How Do You Get on a Framework?

How do I find frameworks that are open for applications?

Frameworks are advertised as contract notices on the central digital procurement platform and predecessor sites. You can search by category, sector, or region. Procurement bodies like Crown Commercial Service also publish information about upcoming frameworks on their own websites, so it is worth following the ones most relevant to your sector. Setting up alerts for the types of contracts you are interested in means you are less likely to miss an opportunity window.

What does applying to a framework involve?

The process varies depending on the framework and the contracting authority running it.
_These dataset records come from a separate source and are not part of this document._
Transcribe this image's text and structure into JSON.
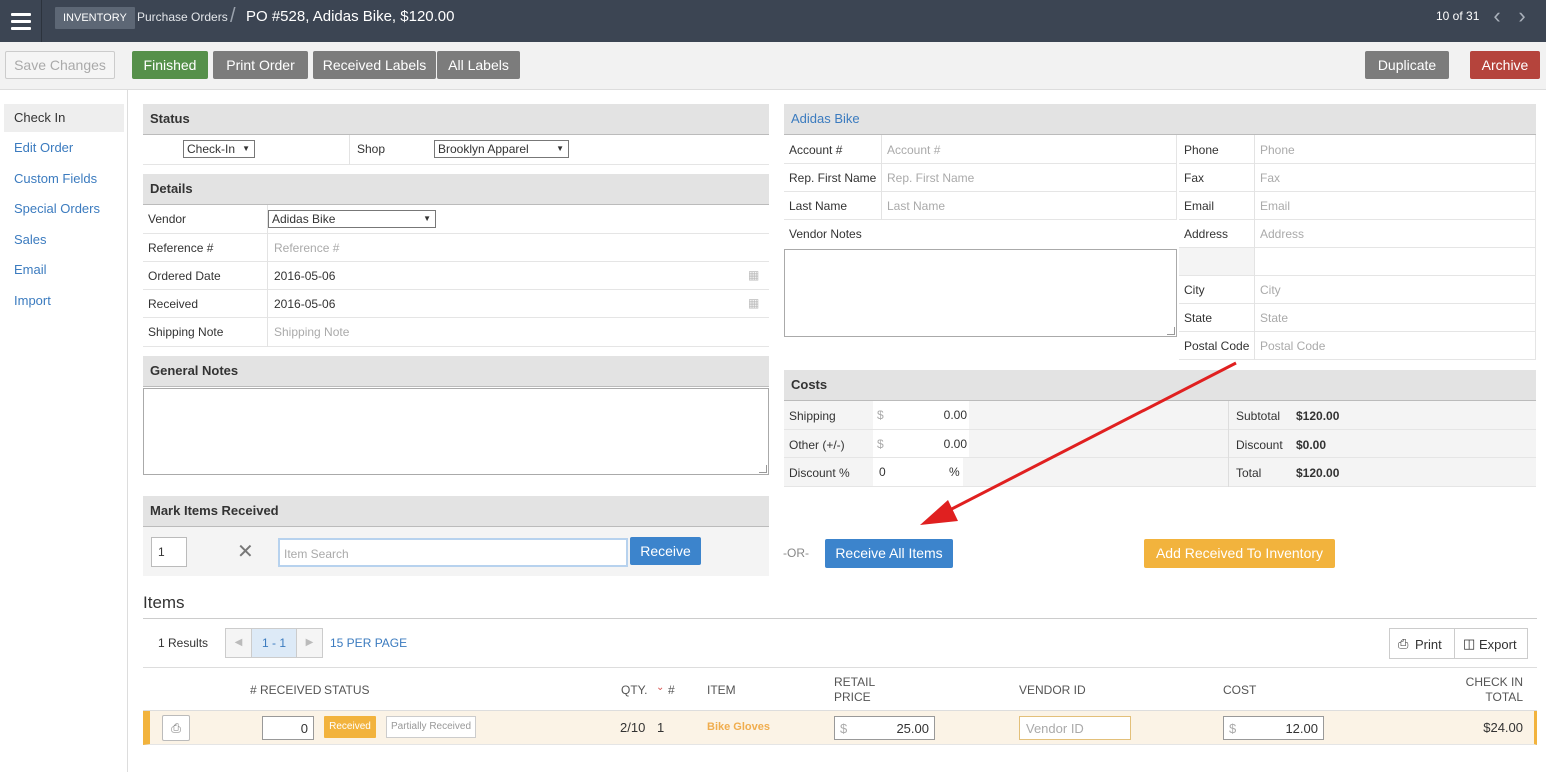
{
  "header": {
    "breadcrumb_inventory": "INVENTORY",
    "breadcrumb_purchase_orders": "Purchase Orders",
    "title": "PO #528, Adidas Bike, $120.00",
    "pager": "10 of 31"
  },
  "toolbar": {
    "save": "Save Changes",
    "finished": "Finished",
    "print_order": "Print Order",
    "received_labels": "Received Labels",
    "all_labels": "All Labels",
    "duplicate": "Duplicate",
    "archive": "Archive"
  },
  "sidebar": {
    "items": [
      {
        "label": "Check In"
      },
      {
        "label": "Edit Order"
      },
      {
        "label": "Custom Fields"
      },
      {
        "label": "Special Orders"
      },
      {
        "label": "Sales"
      },
      {
        "label": "Email"
      },
      {
        "label": "Import"
      }
    ]
  },
  "status": {
    "heading": "Status",
    "value": "Check-In",
    "shop_label": "Shop",
    "shop_value": "Brooklyn Apparel"
  },
  "details": {
    "heading": "Details",
    "vendor_label": "Vendor",
    "vendor_value": "Adidas Bike",
    "reference_label": "Reference #",
    "reference_placeholder": "Reference #",
    "ordered_label": "Ordered Date",
    "ordered_value": "2016-05-06",
    "received_label": "Received",
    "received_value": "2016-05-06",
    "shipping_label": "Shipping Note",
    "shipping_placeholder": "Shipping Note"
  },
  "general_notes": {
    "heading": "General Notes"
  },
  "mark_received": {
    "heading": "Mark Items Received",
    "qty": "1",
    "search_placeholder": "Item Search",
    "receive": "Receive",
    "or": "-OR-",
    "receive_all": "Receive All Items",
    "add_to_inventory": "Add Received To Inventory"
  },
  "vendor": {
    "name": "Adidas Bike",
    "account_label": "Account #",
    "account_placeholder": "Account #",
    "rep_label": "Rep. First Name",
    "rep_placeholder": "Rep. First Name",
    "last_label": "Last Name",
    "last_placeholder": "Last Name",
    "notes_label": "Vendor Notes",
    "phone_label": "Phone",
    "phone_placeholder": "Phone",
    "fax_label": "Fax",
    "fax_placeholder": "Fax",
    "email_label": "Email",
    "email_placeholder": "Email",
    "address_label": "Address",
    "address_placeholder": "Address",
    "city_label": "City",
    "city_placeholder": "City",
    "state_label": "State",
    "state_placeholder": "State",
    "postal_label": "Postal Code",
    "postal_placeholder": "Postal Code"
  },
  "costs": {
    "heading": "Costs",
    "shipping_label": "Shipping",
    "shipping_currency": "$",
    "shipping_value": "0.00",
    "other_label": "Other (+/-)",
    "other_currency": "$",
    "other_value": "0.00",
    "discount_pct_label": "Discount %",
    "discount_pct_value": "0",
    "discount_pct_unit": "%",
    "subtotal_label": "Subtotal",
    "subtotal_value": "$120.00",
    "discount_label": "Discount",
    "discount_value": "$0.00",
    "total_label": "Total",
    "total_value": "$120.00"
  },
  "items": {
    "heading": "Items",
    "results": "1 Results",
    "page_range": "1 - 1",
    "per_page": "15 PER PAGE",
    "print": "Print",
    "export": "Export",
    "columns": {
      "received": "# RECEIVED",
      "status": "STATUS",
      "qty": "QTY.",
      "num": "#",
      "item": "ITEM",
      "retail_line1": "RETAIL",
      "retail_line2": "PRICE",
      "vendor_id": "VENDOR ID",
      "cost": "COST",
      "checkin_line1": "CHECK IN",
      "checkin_line2": "TOTAL"
    },
    "rows": [
      {
        "received": "0",
        "status_received": "Received",
        "status_partial": "Partially Received",
        "qty": "2/10",
        "num": "1",
        "item": "Bike Gloves",
        "retail_currency": "$",
        "retail": "25.00",
        "vendor_id_placeholder": "Vendor ID",
        "cost_currency": "$",
        "cost": "12.00",
        "total": "$24.00"
      }
    ]
  },
  "colors": {
    "topbar": "#3c4553",
    "finished": "#55904a",
    "gray_button": "#7c7c7c",
    "archive": "#b5443c",
    "primary": "#3c84cc",
    "warning": "#f2b33d",
    "annotation_arrow": "#e02020"
  }
}
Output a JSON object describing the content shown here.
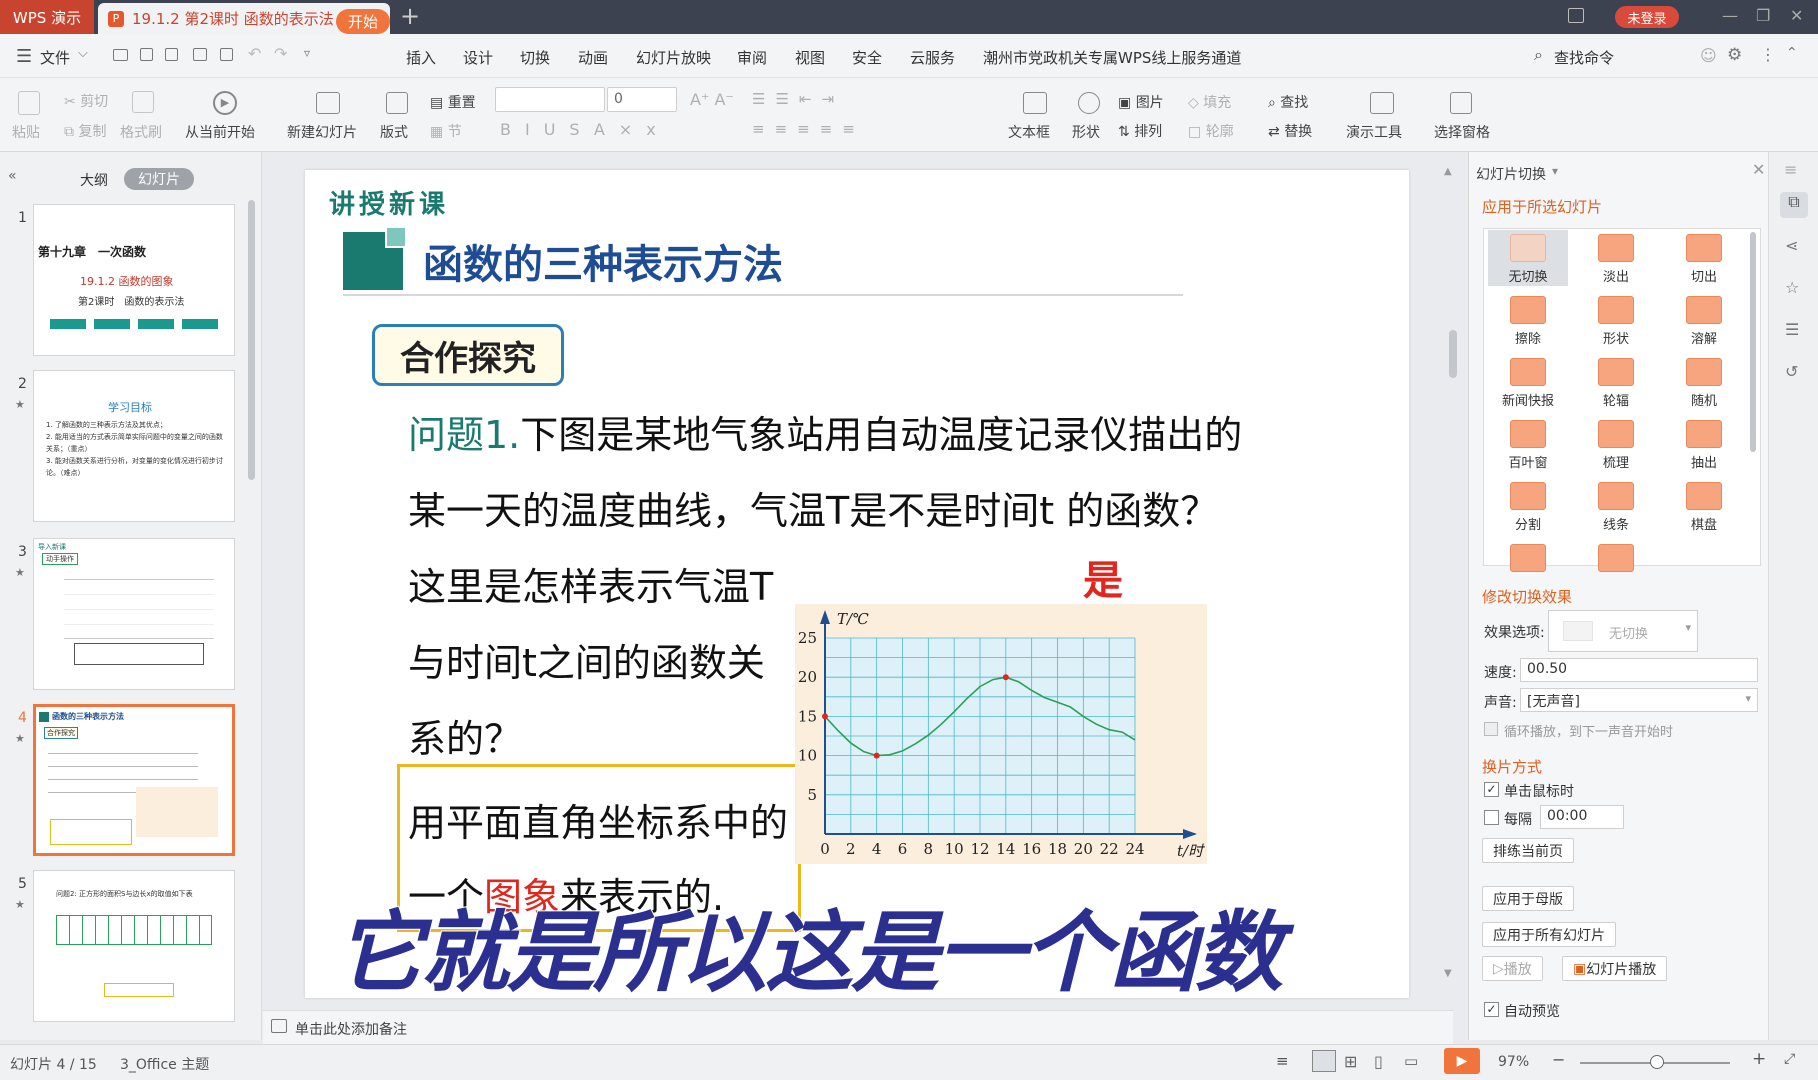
{
  "title_bar": {
    "app_tab": "WPS 演示",
    "doc_tab": "19.1.2 第2课时 函数的表示法",
    "login_button": "未登录"
  },
  "menu": {
    "file": "文件",
    "items": [
      "开始",
      "插入",
      "设计",
      "切换",
      "动画",
      "幻灯片放映",
      "审阅",
      "视图",
      "安全",
      "云服务",
      "潮州市党政机关专属WPS线上服务通道"
    ],
    "search": "查找命令"
  },
  "toolbar": {
    "paste": "粘贴",
    "cut": "剪切",
    "copy": "复制",
    "format_painter": "格式刷",
    "from_current": "从当前开始",
    "new_slide": "新建幻灯片",
    "layout": "版式",
    "reset": "重置",
    "section": "节",
    "font_size": "0",
    "textbox": "文本框",
    "shape": "形状",
    "picture": "图片",
    "arrange": "排列",
    "fill": "填充",
    "outline": "轮廓",
    "find": "查找",
    "replace": "替换",
    "present_tools": "演示工具",
    "selection_pane": "选择窗格"
  },
  "left_panel": {
    "tab_outline": "大纲",
    "tab_slides": "幻灯片",
    "thumbs": [
      {
        "num": "1",
        "title": "第十九章　一次函数",
        "sub": "19.1.2 函数的图象",
        "sub2": "第2课时　函数的表示法"
      },
      {
        "num": "2",
        "title": "学习目标",
        "lines": [
          "1. 了解函数的三种表示方法及其优点；",
          "2. 能用适当的方式表示简单实际问题中的变量之间的函数关系；（重点）",
          "3. 能对函数关系进行分析，对变量的变化情况进行初步讨论。（难点）"
        ]
      },
      {
        "num": "3",
        "title": "导入新课",
        "tag": "动手操作"
      },
      {
        "num": "4",
        "title": "函数的三种表示方法",
        "tag": "合作探究"
      },
      {
        "num": "5",
        "title": "问题2: 正方形的面积S与边长x的取值如下表"
      }
    ]
  },
  "slide": {
    "section_label": "讲授新课",
    "heading": "函数的三种表示方法",
    "badge": "合作探究",
    "q_prefix": "问题1.",
    "q_line1": "下图是某地气象站用自动温度记录仪描出的",
    "q_line2": "某一天的温度曲线，气温T是不是时间t 的函数？",
    "q_line3": "这里是怎样表示气温T",
    "q_line4": "与时间t之间的函数关",
    "q_line5": "系的？",
    "answer_yes": "是",
    "answer_box_line1": "用平面直角坐标系中的",
    "answer_box_line2_a": "一个",
    "answer_box_line2_b": "图象",
    "answer_box_line2_c": "来表示的.",
    "caption": "它就是所以这是一个函数"
  },
  "chart_data": {
    "type": "line",
    "ylabel": "T/℃",
    "xlabel": "t/时",
    "x_ticks": [
      "0",
      "2",
      "4",
      "6",
      "8",
      "10",
      "12",
      "14",
      "16",
      "18",
      "20",
      "22",
      "24"
    ],
    "y_ticks": [
      "5",
      "10",
      "15",
      "20",
      "25"
    ],
    "xlim": [
      0,
      24
    ],
    "ylim": [
      0,
      25
    ],
    "x": [
      0,
      1,
      2,
      3,
      4,
      5,
      6,
      7,
      8,
      9,
      10,
      11,
      12,
      13,
      14,
      15,
      16,
      17,
      18,
      19,
      20,
      21,
      22,
      23,
      24
    ],
    "y": [
      15,
      13.2,
      11.6,
      10.5,
      10,
      10.1,
      10.6,
      11.5,
      12.6,
      14,
      15.6,
      17.3,
      18.8,
      19.7,
      20,
      19.4,
      18.3,
      17.4,
      16.8,
      16.2,
      15,
      14,
      13.3,
      13,
      12
    ],
    "highlight_points": [
      {
        "x": 0,
        "y": 15
      },
      {
        "x": 4,
        "y": 10
      },
      {
        "x": 14,
        "y": 20
      }
    ],
    "colors": {
      "line": "#2aa05a",
      "grid": "#4cb8c8",
      "bg": "#dff1f8",
      "panel": "#fbeedd",
      "point": "#e0261d"
    }
  },
  "notes": {
    "placeholder": "单击此处添加备注"
  },
  "right_pane": {
    "title": "幻灯片切换",
    "apply_selected": "应用于所选幻灯片",
    "transitions": [
      "无切换",
      "淡出",
      "切出",
      "擦除",
      "形状",
      "溶解",
      "新闻快报",
      "轮辐",
      "随机",
      "百叶窗",
      "梳理",
      "抽出",
      "分割",
      "线条",
      "棋盘",
      "",
      ""
    ],
    "modify": "修改切换效果",
    "effect_label": "效果选项:",
    "effect_value": "无切换",
    "speed_label": "速度:",
    "speed_value": "00.50",
    "sound_label": "声音:",
    "sound_value": "[无声音]",
    "loop_label": "循环播放，到下一声音开始时",
    "advance": "换片方式",
    "on_click": "单击鼠标时",
    "every": "每隔",
    "every_value": "00:00",
    "rehearse": "排练当前页",
    "apply_master": "应用于母版",
    "apply_all": "应用于所有幻灯片",
    "play": "播放",
    "slideshow": "幻灯片播放",
    "auto_preview": "自动预览"
  },
  "status": {
    "slide_info": "幻灯片 4 / 15",
    "theme": "3_Office 主题",
    "zoom": "97%"
  }
}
Typically you will be asked to:

  1. Complete a selection questionnaire covering your company details, financial standing, and relevant experience.
  2. Demonstrate technical and professional ability — often through case studies, qualifications, or accreditations.
  3. Submit a pricing schedule or rate card for the lot(s) you are applying for.
  4. Provide supporting policies and documents (health and safety, equality, environmental, data protection).

The level of detail required can be significant, so treat a framework application like a proper bid — not something to dash off in an afternoon.

What about Dynamic Purchasing Systems?

A Dynamic Purchasing System (DPS) is similar to a framework but with one important difference: new suppliers can join at any point during its life, not just at the beginning. This makes them more accessible for smaller businesses that might miss a framework window. If you want to understand DPS in more detail, our article on Dynamic Purchasing Systems covers how they work. And if you are still getting to grips with public sector bidding generally, our guide on winning your first government contract is a good starting point.

Quick Myth-Busting Summary

  • Myth: Frameworks guarantee you work. Reality: They make you eligible for work. You still have to win call-offs.
  • Myth: Frameworks are only for large businesses. Reality: Many lots and regional frameworks are well suited to specialist SMEs.
  • Myth: You have to be on a framework to sell to the public sector. Reality: Many contracts are procured outside frameworks, especially at lower values.
  • Myth: If you miss the application window, that is it forever. Reality: Frameworks expire and are re-procured. Missing one version means waiting, not missing out permanently — and DPS systems can be joined at any time.